800 million users use TikTok regularly. 40% of them are 16-24. Over a billion videos are seen a day. Most TikToks convey their core message within the first 3 seconds because, after that, folks swipe up and move on. To make up for this, TikTok creators have realized that they need maximum information density: they use text, comments, graphics, editing choices, and music to convey information and tone, of course, but they also rely on the viewer knowing the language of TikTok. If there's a sea shanty in the background of a "get rich quick with real estate" video, that's not an accident, it's semantic signaling. It's the same kind of semantic signaling that implies community membership when you tell someone what sports team you root for. The difference is that these semantic signals change every day. Take a week off, be prepared to be lost for a few days as you relearn the current meme-language of the day.

Now Make It About Money

I'm a novice TikTok user, but I started checking more in the past week. I have never once liked a video or followed a content creator. I've never typed anything into the search bar other than the one time I entered "ETF" and "Personal Finance" just to see what happens. Videos like this currently dominate my feed:

Which would be bad enough if my Robinhood account, on the same phone, a swipe away, wasn't showing me this:

I'm not suggesting that somehow there's something nefarious going on here. What I'm trying to point out is that social media -- which includes the curation algorithms of TikTok, Reddit, Robinhood, Amazon, Netflix, etc. -- is designed not to do anything good for you (the consumer) but to keep you engaged on the platform you happened to launch from your phone. Nearly by definition, this leads you down a funnel into which it is very difficult to return. Once your TikTok feed is full of stock tips, it's nearly impossible to get rid of them. Once you start following /r/WallStreetBets, you're going to get the most sensational, clickbait posts bubbled to the top of your window: Go deep, Go narrow, Stay engaged. And do it in a market designed to take those few seconds of attention and execute on them.

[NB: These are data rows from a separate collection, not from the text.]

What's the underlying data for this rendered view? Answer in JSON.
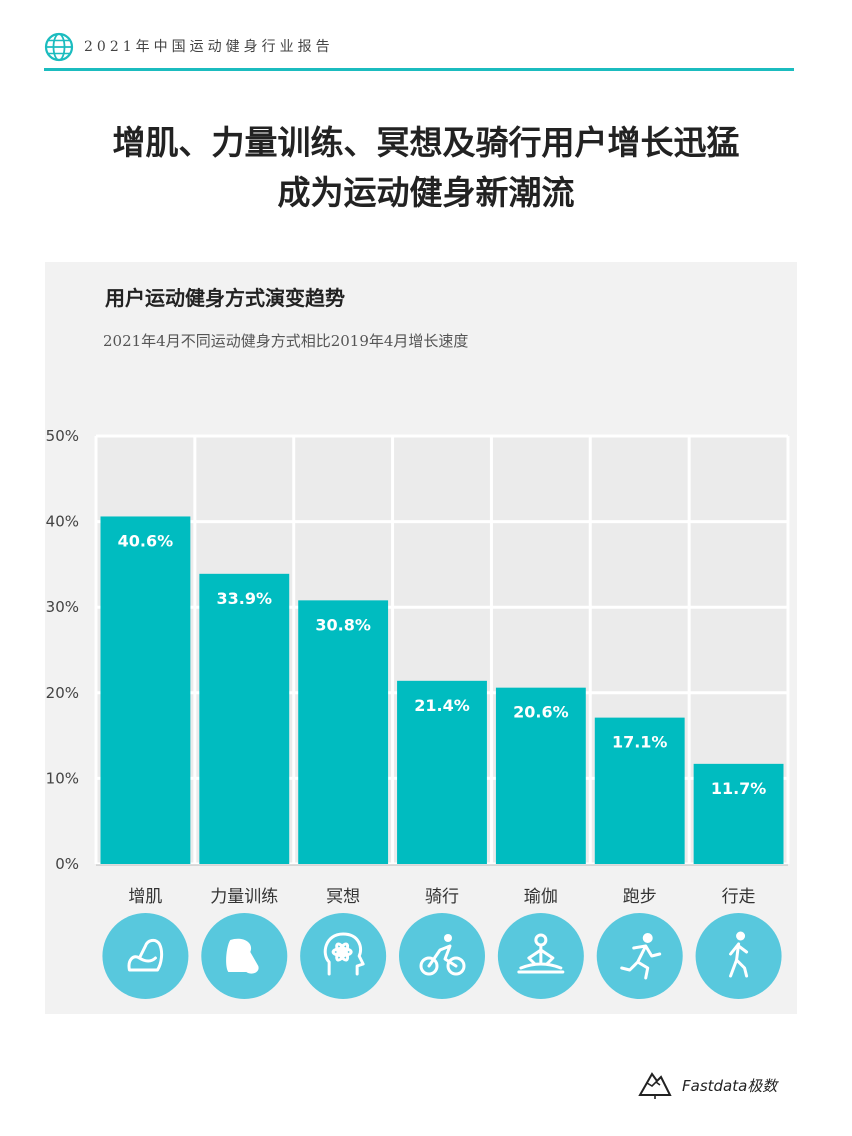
{
  "header": {
    "report_title": "2021年中国运动健身行业报告",
    "accent_color": "#1bbcbf"
  },
  "main_title": {
    "line1": "增肌、力量训练、冥想及骑行用户增长迅猛",
    "line2": "成为运动健身新潮流"
  },
  "brand": {
    "name": "Fastdata极数"
  },
  "colors": {
    "bar": "#00bcc0",
    "icon_circle": "#58c8dd",
    "panel": "#f2f2f2"
  },
  "chart_data": {
    "type": "bar",
    "title": "用户运动健身方式演变趋势",
    "subtitle": "2021年4月不同运动健身方式相比2019年4月增长速度",
    "categories": [
      "增肌",
      "力量训练",
      "冥想",
      "骑行",
      "瑜伽",
      "跑步",
      "行走"
    ],
    "values": [
      40.6,
      33.9,
      30.8,
      21.4,
      20.6,
      17.1,
      11.7
    ],
    "value_labels": [
      "40.6%",
      "33.9%",
      "30.8%",
      "21.4%",
      "20.6%",
      "17.1%",
      "11.7%"
    ],
    "ylim": [
      0,
      50
    ],
    "yticks": [
      0,
      10,
      20,
      30,
      40,
      50
    ],
    "ytick_labels": [
      "0%",
      "10%",
      "20%",
      "30%",
      "40%",
      "50%"
    ],
    "grid": true,
    "icons": [
      "flexed-arm-icon",
      "strong-arm-icon",
      "meditation-head-icon",
      "cyclist-icon",
      "yoga-icon",
      "runner-icon",
      "walker-icon"
    ]
  }
}
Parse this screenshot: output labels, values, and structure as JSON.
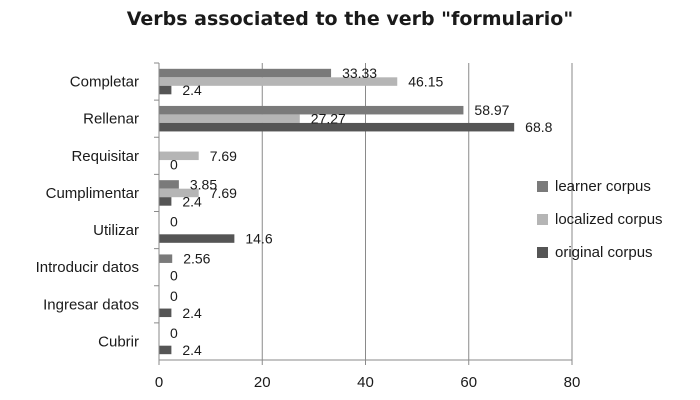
{
  "chart_data": {
    "type": "bar",
    "orientation": "horizontal",
    "title": "Verbs associated to the verb \"formulario\"",
    "categories": [
      "Completar",
      "Rellenar",
      "Requisitar",
      "Cumplimentar",
      "Utilizar",
      "Introducir datos",
      "Ingresar datos",
      "Cubrir"
    ],
    "series": [
      {
        "name": "learner corpus",
        "color": "#7a7a7a",
        "values": [
          33.33,
          58.97,
          null,
          3.85,
          0,
          2.56,
          0,
          0
        ]
      },
      {
        "name": "localized corpus",
        "color": "#b5b5b5",
        "values": [
          46.15,
          27.27,
          7.69,
          7.69,
          null,
          null,
          null,
          null
        ]
      },
      {
        "name": "original corpus",
        "color": "#555555",
        "values": [
          2.4,
          68.8,
          0,
          2.4,
          14.6,
          0,
          2.4,
          2.4
        ]
      }
    ],
    "xlim": [
      0,
      80
    ],
    "xticks": [
      0,
      20,
      40,
      60,
      80
    ],
    "grid": true,
    "legend_position": "right"
  }
}
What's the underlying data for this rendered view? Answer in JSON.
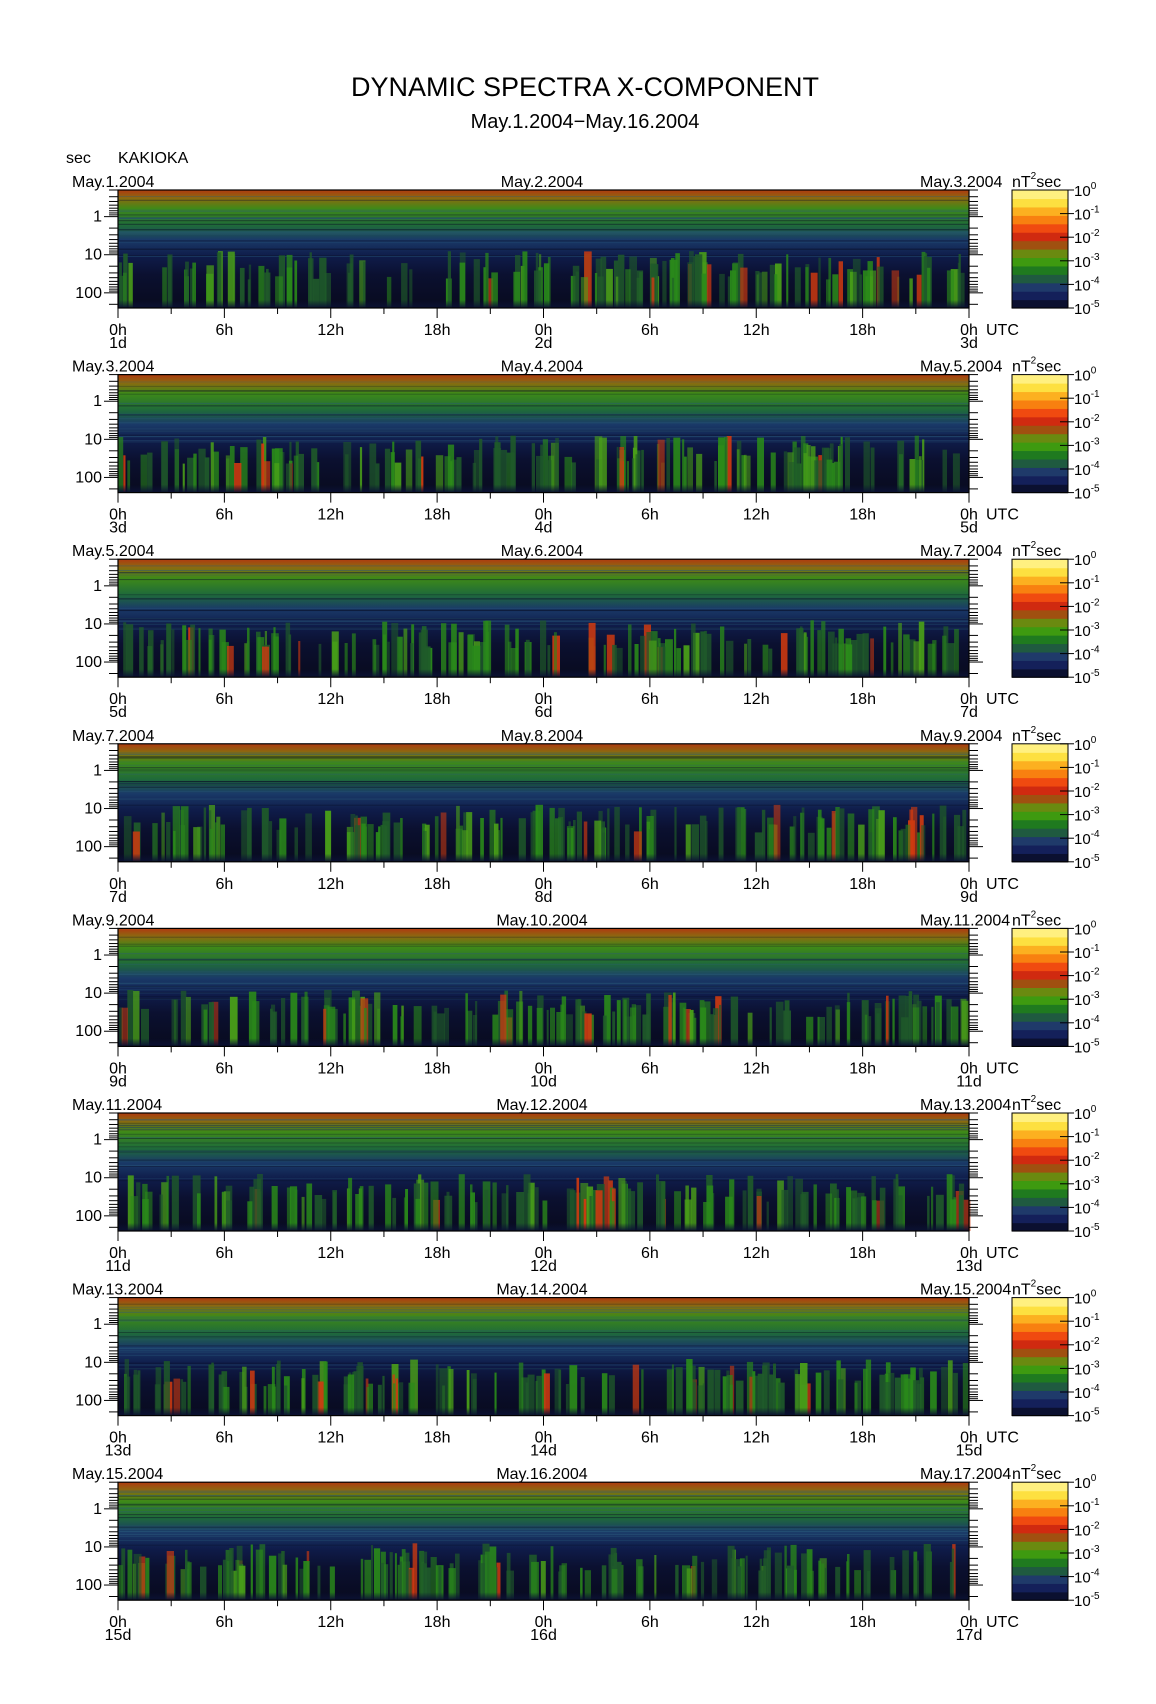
{
  "title": "DYNAMIC SPECTRA X-COMPONENT",
  "subtitle": "May.1.2004−May.16.2004",
  "y_unit": "sec",
  "station": "KAKIOKA",
  "x_unit": "UTC",
  "colorbar": {
    "unit_text": "nT",
    "unit_sup": "2",
    "unit_suffix": "sec",
    "tick_labels": [
      {
        "base": "10",
        "exp": "0"
      },
      {
        "base": "10",
        "exp": "-1"
      },
      {
        "base": "10",
        "exp": "-2"
      },
      {
        "base": "10",
        "exp": "-3"
      },
      {
        "base": "10",
        "exp": "-4"
      },
      {
        "base": "10",
        "exp": "-5"
      }
    ],
    "colors": [
      "#000000",
      "#0b1030",
      "#14205a",
      "#1f3a6a",
      "#1f5a40",
      "#1f7a1f",
      "#3e9a10",
      "#6a8a10",
      "#a05010",
      "#d02a10",
      "#f04a10",
      "#f88010",
      "#fcb020",
      "#fde040",
      "#fff080"
    ]
  },
  "chart_data": {
    "type": "heatmap",
    "title": "DYNAMIC SPECTRA X-COMPONENT",
    "subtitle": "May.1.2004−May.16.2004",
    "station": "KAKIOKA",
    "ylabel": "sec",
    "xlabel": "UTC",
    "y_scale": "log",
    "y_inverted": true,
    "yticks": [
      "1",
      "10",
      "100"
    ],
    "ytick_values": [
      1,
      10,
      100
    ],
    "ylim": [
      0.2,
      250
    ],
    "xticks": [
      "0h",
      "6h",
      "12h",
      "18h",
      "0h",
      "6h",
      "12h",
      "18h",
      "0h"
    ],
    "xtick_hours": [
      0,
      6,
      12,
      18,
      24,
      30,
      36,
      42,
      48
    ],
    "xlim": [
      0,
      48
    ],
    "colorbar_label": "nT²sec",
    "colorbar_range": [
      "1e-5",
      "1e0"
    ],
    "colorbar_scale": "log",
    "panels": [
      {
        "date_left": "May.1.2004",
        "date_mid": "May.2.2004",
        "date_right": "May.3.2004",
        "day_left": "1d",
        "day_mid": "2d",
        "day_right": "3d"
      },
      {
        "date_left": "May.3.2004",
        "date_mid": "May.4.2004",
        "date_right": "May.5.2004",
        "day_left": "3d",
        "day_mid": "4d",
        "day_right": "5d"
      },
      {
        "date_left": "May.5.2004",
        "date_mid": "May.6.2004",
        "date_right": "May.7.2004",
        "day_left": "5d",
        "day_mid": "6d",
        "day_right": "7d"
      },
      {
        "date_left": "May.7.2004",
        "date_mid": "May.8.2004",
        "date_right": "May.9.2004",
        "day_left": "7d",
        "day_mid": "8d",
        "day_right": "9d"
      },
      {
        "date_left": "May.9.2004",
        "date_mid": "May.10.2004",
        "date_right": "May.11.2004",
        "day_left": "9d",
        "day_mid": "10d",
        "day_right": "11d"
      },
      {
        "date_left": "May.11.2004",
        "date_mid": "May.12.2004",
        "date_right": "May.13.2004",
        "day_left": "11d",
        "day_mid": "12d",
        "day_right": "13d"
      },
      {
        "date_left": "May.13.2004",
        "date_mid": "May.14.2004",
        "date_right": "May.15.2004",
        "day_left": "13d",
        "day_mid": "14d",
        "day_right": "15d"
      },
      {
        "date_left": "May.15.2004",
        "date_mid": "May.16.2004",
        "date_right": "May.17.2004",
        "day_left": "15d",
        "day_mid": "16d",
        "day_right": "17d"
      }
    ]
  }
}
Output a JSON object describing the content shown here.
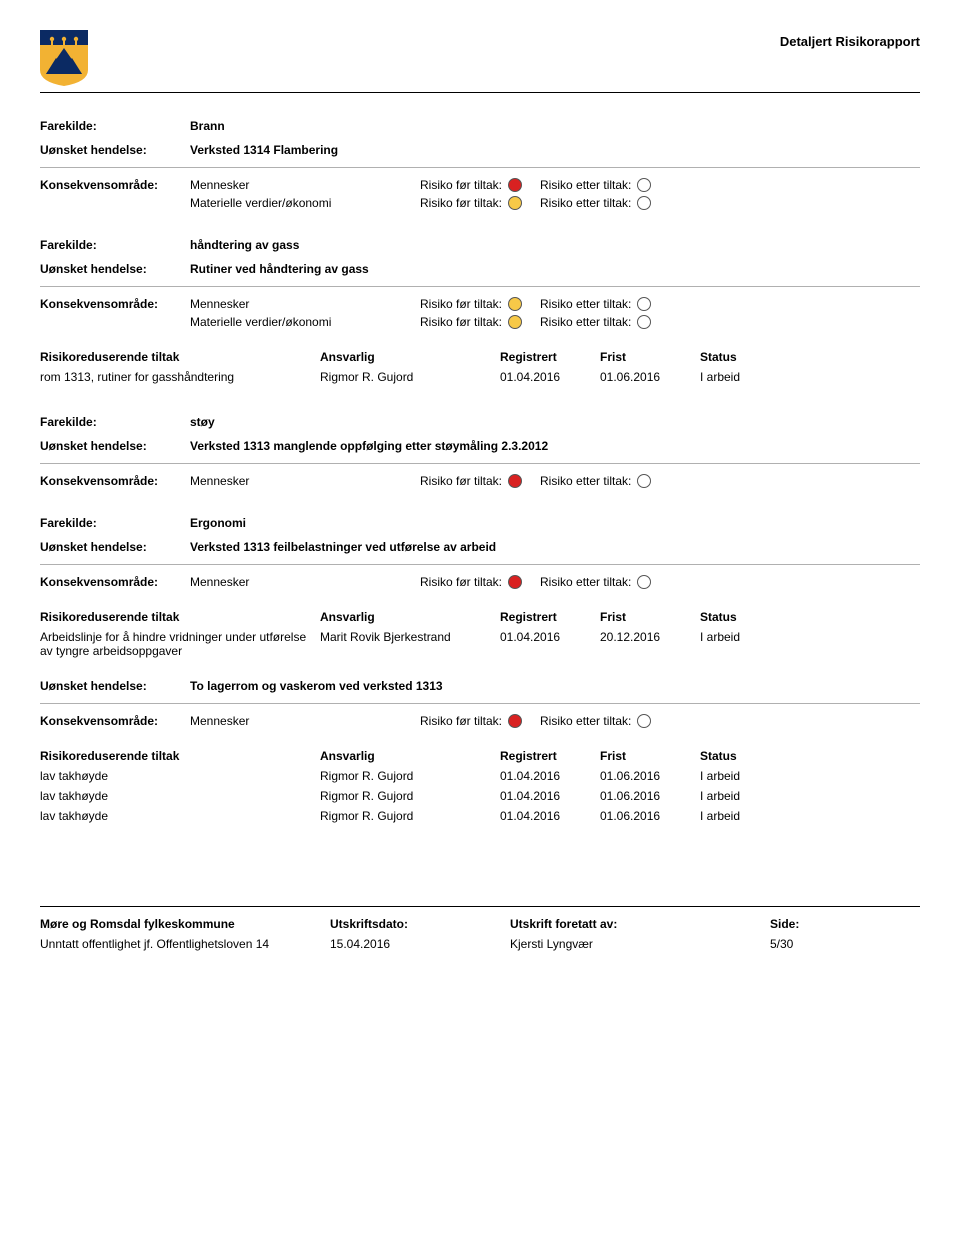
{
  "header": {
    "title": "Detaljert Risikorapport",
    "logo_colors": {
      "bg": "#f2b233",
      "top": "#0b2a63",
      "shape": "#0b2a63"
    }
  },
  "labels": {
    "farekilde": "Farekilde:",
    "uonsket": "Uønsket hendelse:",
    "konsekvens": "Konsekvensområde:",
    "risk_before": "Risiko før tiltak:",
    "risk_after": "Risiko etter tiltak:",
    "tiltak": "Risikoreduserende tiltak",
    "ansvarlig": "Ansvarlig",
    "registrert": "Registrert",
    "frist": "Frist",
    "status": "Status"
  },
  "colors": {
    "red": "#d92121",
    "yellow": "#f7c948",
    "empty": "#ffffff",
    "circle_border": "#555555"
  },
  "sections": [
    {
      "farekilde": "Brann",
      "uonsket": "Verksted 1314 Flambering",
      "konsekvens": [
        {
          "label_key": true,
          "value": "Mennesker",
          "before": "red",
          "after": "empty"
        },
        {
          "label_key": false,
          "value": "Materielle verdier/økonomi",
          "before": "yellow",
          "after": "empty"
        }
      ],
      "table": null
    },
    {
      "farekilde": "håndtering av gass",
      "uonsket": "Rutiner ved håndtering av gass",
      "konsekvens": [
        {
          "label_key": true,
          "value": "Mennesker",
          "before": "yellow",
          "after": "empty"
        },
        {
          "label_key": false,
          "value": "Materielle verdier/økonomi",
          "before": "yellow",
          "after": "empty"
        }
      ],
      "table": {
        "rows": [
          {
            "tiltak": "rom 1313, rutiner for gasshåndtering",
            "ansvarlig": "Rigmor R. Gujord",
            "reg": "01.04.2016",
            "frist": "01.06.2016",
            "status": "I arbeid"
          }
        ]
      }
    },
    {
      "farekilde": "støy",
      "uonsket": "Verksted 1313 manglende oppfølging etter støymåling 2.3.2012",
      "konsekvens": [
        {
          "label_key": true,
          "value": "Mennesker",
          "before": "red",
          "after": "empty"
        }
      ],
      "table": null
    },
    {
      "farekilde": "Ergonomi",
      "uonsket": "Verksted 1313 feilbelastninger ved utførelse av arbeid",
      "konsekvens": [
        {
          "label_key": true,
          "value": "Mennesker",
          "before": "red",
          "after": "empty"
        }
      ],
      "table": {
        "rows": [
          {
            "tiltak": "Arbeidslinje for å hindre vridninger under utførelse av tyngre arbeidsoppgaver",
            "ansvarlig": "Marit Rovik Bjerkestrand",
            "reg": "01.04.2016",
            "frist": "20.12.2016",
            "status": "I arbeid"
          }
        ]
      },
      "sub": [
        {
          "uonsket": "To lagerrom og vaskerom ved verksted 1313",
          "konsekvens": [
            {
              "label_key": true,
              "value": "Mennesker",
              "before": "red",
              "after": "empty"
            }
          ],
          "table": {
            "rows": [
              {
                "tiltak": "lav takhøyde",
                "ansvarlig": "Rigmor R. Gujord",
                "reg": "01.04.2016",
                "frist": "01.06.2016",
                "status": "I arbeid"
              },
              {
                "tiltak": "lav takhøyde",
                "ansvarlig": "Rigmor R. Gujord",
                "reg": "01.04.2016",
                "frist": "01.06.2016",
                "status": "I arbeid"
              },
              {
                "tiltak": "lav takhøyde",
                "ansvarlig": "Rigmor R. Gujord",
                "reg": "01.04.2016",
                "frist": "01.06.2016",
                "status": "I arbeid"
              }
            ]
          }
        }
      ]
    }
  ],
  "footer": {
    "org": "Møre og Romsdal fylkeskommune",
    "utskriftsdato_label": "Utskriftsdato:",
    "utskrift_av_label": "Utskrift foretatt av:",
    "side_label": "Side:",
    "confidential": "Unntatt offentlighet jf. Offentlighetsloven 14",
    "date": "15.04.2016",
    "by": "Kjersti Lyngvær",
    "page": "5/30"
  }
}
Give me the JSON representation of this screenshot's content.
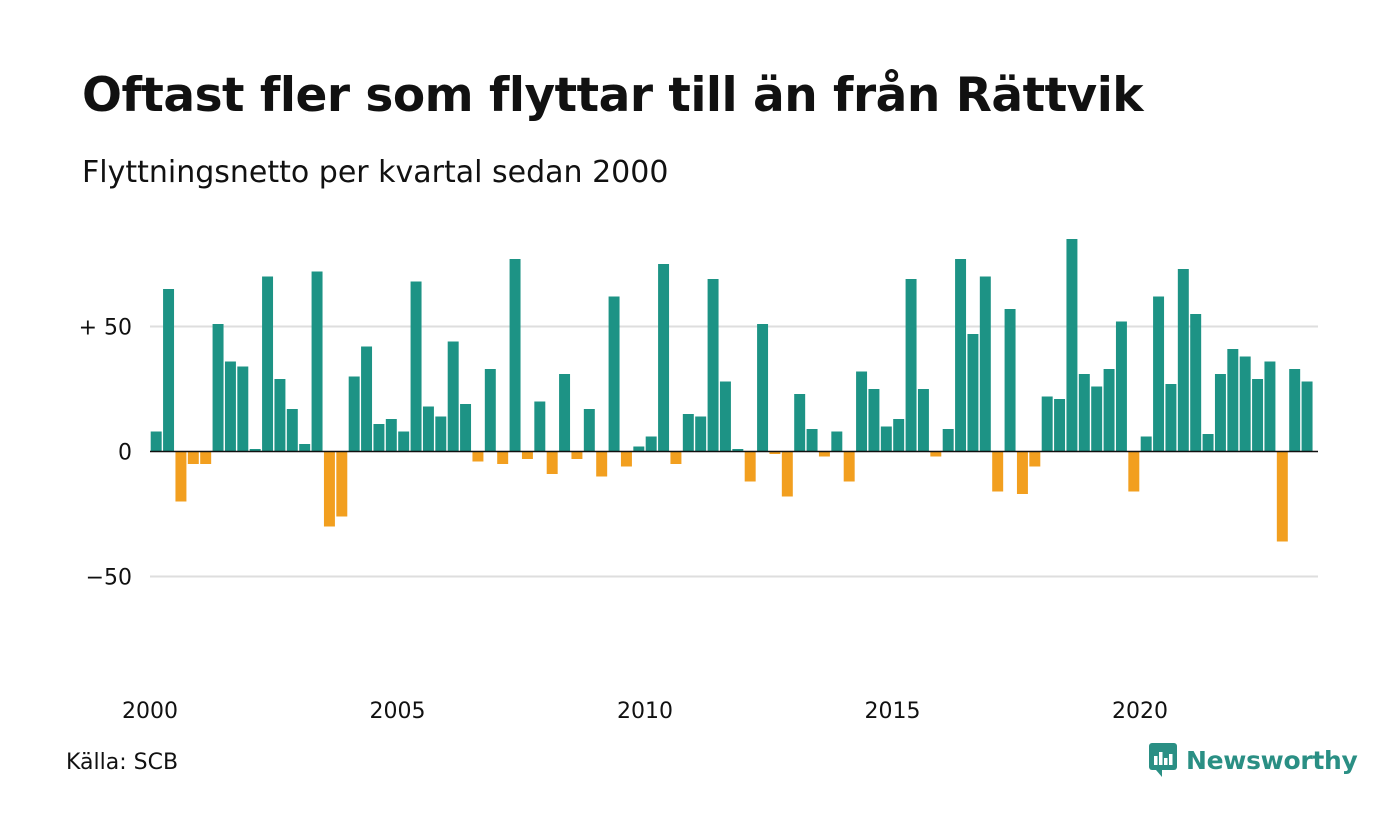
{
  "title": "Oftast fler som flyttar till än från Rättvik",
  "subtitle": "Flyttningsnetto per kvartal sedan 2000",
  "source": "Källa: SCB",
  "brand": {
    "name": "Newsworthy",
    "icon": "newsworthy-logo-icon",
    "color": "#2a8f84"
  },
  "colors": {
    "positive": "#1d9385",
    "negative": "#f29f1f",
    "gridline": "#dedede",
    "zeroline": "#111111"
  },
  "chart_data": {
    "type": "bar",
    "title": "Oftast fler som flyttar till än från Rättvik",
    "subtitle": "Flyttningsnetto per kvartal sedan 2000",
    "xlabel": "",
    "ylabel": "",
    "x_start": 2000,
    "x_end": 2024,
    "periods_per_year": 4,
    "xticks": [
      {
        "value": 2000,
        "label": "2000"
      },
      {
        "value": 2005,
        "label": "2005"
      },
      {
        "value": 2010,
        "label": "2010"
      },
      {
        "value": 2015,
        "label": "2015"
      },
      {
        "value": 2020,
        "label": "2020"
      }
    ],
    "yticks": [
      {
        "value": 50,
        "label": "+ 50"
      },
      {
        "value": 0,
        "label": "0"
      },
      {
        "value": -50,
        "label": "−50"
      }
    ],
    "ylim": [
      -90,
      90
    ],
    "grid": true,
    "legend": "none",
    "values": [
      8,
      65,
      -20,
      -5,
      -5,
      51,
      36,
      34,
      1,
      70,
      29,
      17,
      3,
      72,
      -30,
      -26,
      30,
      42,
      11,
      13,
      8,
      68,
      18,
      14,
      44,
      19,
      -4,
      33,
      -5,
      77,
      -3,
      20,
      -9,
      31,
      -3,
      17,
      -10,
      62,
      -6,
      2,
      6,
      75,
      -5,
      15,
      14,
      69,
      28,
      1,
      -12,
      51,
      -1,
      -18,
      23,
      9,
      -2,
      8,
      -12,
      32,
      25,
      10,
      13,
      69,
      25,
      -2,
      9,
      77,
      47,
      70,
      -16,
      57,
      -17,
      -6,
      22,
      21,
      85,
      31,
      26,
      33,
      52,
      -16,
      6,
      62,
      27,
      73,
      55,
      7,
      31,
      41,
      38,
      29,
      36,
      -36,
      33,
      28
    ]
  }
}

When I was back trading OpenFund with a great team of good friends (one Matt Hougan included), we were playing on this and didn't even realize it at the time. In our way, we were investment theater: designed to catch the attention of a message-board obsessed market. If we launched today, we'd probably launch on TikTok. Please read that as contrite, not crowing.

That's what's new here. It's not that this generation of daytraders has invented day trading or learned how to use options for the first time or even swarmed a "story stock" (now we call them "meme stocks," I guess). What's new is that an entire generation of investors is locked at home with little to do and a set of services on their phone designed to funnel them into the most extreme, most dopamine-driving financial ideas.

So What? Big Deal

Gamestop will stop being a story. Market makers will start pricing out of the money options so outrageously expensively that eventually, the procyclical gamma trade will exhaust. But it would be a mistake to dismiss this as the craze of the moment. The herd -- which isn't a real group; it's a herd created by an algorithm -- will move on. When it does, just like Sea Shanty TikTok, it will move on with the semantic context of this entire event, along with the meme-focused content of the entire platform. When someone on /r/WallStreetBets talks about "tendies," they're drawing on literally 6 years of meme-content around "chicken tenders," in precisely the same way as someone who says they're a "Ben Graham Value Investor" is relying on not just one book but decades of interpretation to convey a huge amount of information in a few words.

This may not be a world you have any interest in exploring. But it's this shift in how information moves and is processed that is changing markets, and to deny its existence -- and it's seemingly inevitable rise to a kind of information delivery primacy -- is folly.